Comedian and podcasting innovator Marc Maron had a supporting role in Joaquin Phoenix’s Joker, and now he’s getting his own chance to play the archenemy of one of DC’s major superheroes. Maron will provide the voice of Lex Luthor in next year’s DC League of Super-Pets (5/20/2022), joining an animated voice cast that already includes Dwayne Johnson (Krypto the Super-Dog), Kevin Hart (Ace the Bat-Hound), Keanu Reeves, Vanessa Bayer, Jameela Jamil, John Krasinski, Diego Luna, Natasha Lyonne, and Kate McKinnon. Maron broke the news on his podcast in his latest episode with guest Steve Buscemi.


Tracy Morgan

(Photo by Christopher Polk/NBC/NBCU Photo Bank via Getty Images)

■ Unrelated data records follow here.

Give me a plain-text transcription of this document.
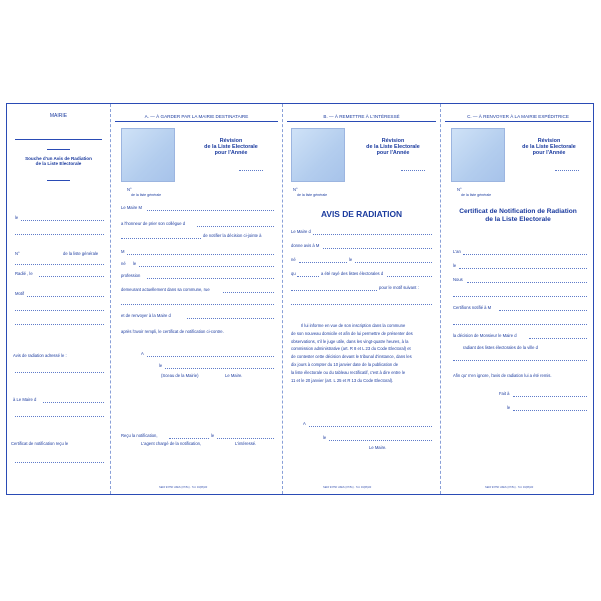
MAIRIE
Souche d'un Avis de Radiation
de la Liste Electorale
le
N°	de la liste générale
Radié , le
Motif
Avis de radiation adressé le :
à Le Maire d
Certificat de notification reçu le
A. — À GARDER PAR LA MAIRIE DESTINATAIRE
Révision
de la Liste Electorale
pour l'Année
N°
de la liste générale
Le Maire M
a l'honneur de prier son collègue d
de notifier la décision ci-jointe à
M
né le
profession
demeurant actuellement dans sa commune, rue
et de renvoyer à la Maire d
après l'avoir rempli, le certificat de notification ci-contre.
A
le
(Sceau de la Mairie)	Le Maire.
Reçu la notification,	le
L'agent chargé de la notification,	L'intéressé.
SEDI 93756 UZES (07/51) · Tél. 04(66)00
B. — À REMETTRE À L'INTÉRESSÉ
Révision
de la Liste Electorale
pour l'Année
N°
de la liste générale
AVIS DE RADIATION
Le Maire d
donne avis à M
né	le
qu	a été rayé des listes électorales d
pour le motif suivant :
Il lui informe en vue de son inscription dans la commune
de son nouveau domicile et afin de lui permettre de présenter des
observations, s'il le juge utile, dans les vingt-quatre heures, à la
commission administrative (art. R 8 et L 23 du Code Electoral) et
de contester cette décision devant le tribunal d'instance, dans les
dix jours à compter du 10 janvier date de la publication de
la liste électorale ou du tableau rectificatif, c'est à dire entre le
11 et le 20 janvier (art. L 25 et R 13 du Code Electoral).
A
le
Le Maire.
SEDI 93756 UZES (07/51) · Tél. 04(66)00
C. — À RENVOYER À LA MAIRIE EXPÉDITRICE
Révision
de la Liste Electorale
pour l'Année
N°
de la liste générale
Certificat de Notification de Radiation
de la Liste Electorale
L'an
le
Nous
Certifions notifié à M
la décision de Monsieur le Maire d
radiant des listes électorales de la ville d
Afin qu' n'en ignore, l'avis de radiation lui a été remis.
Fait à
le
SEDI 93756 UZES (07/51) · Tél. 04(66)00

It was nearly ten years ago that we first heard about a sequel to Twins (Rotten at 43%) called Triplets entering development, with both Danny DeVito and Arnold Schwarzenegger returning and their long-lost third brother to be played by Eddie Murphy. Murphy apparently dropped out some time ago, but the producers have finally found their third Triplets star in another Saturday Night Live alumnus, Tracy Morgan. Triplets will start filming in the Boston area in January, 2022, and the project is currently being shopped around at the Toronto International Film Festival market looking for distribution deals. Twins director Ivan Reitman, whose son Jason Reitman recently directed Ghostbusters: Afterlife (11/19/2021), will also direct Triplets. In related news, Shadowhunters star Dominic Sherwood recently wrapped filming of the direct-to-video Eraser: Reborn, a reboot of the 1996 Arnold Schwarzenegger action movie Eraser (Rotten at 38%).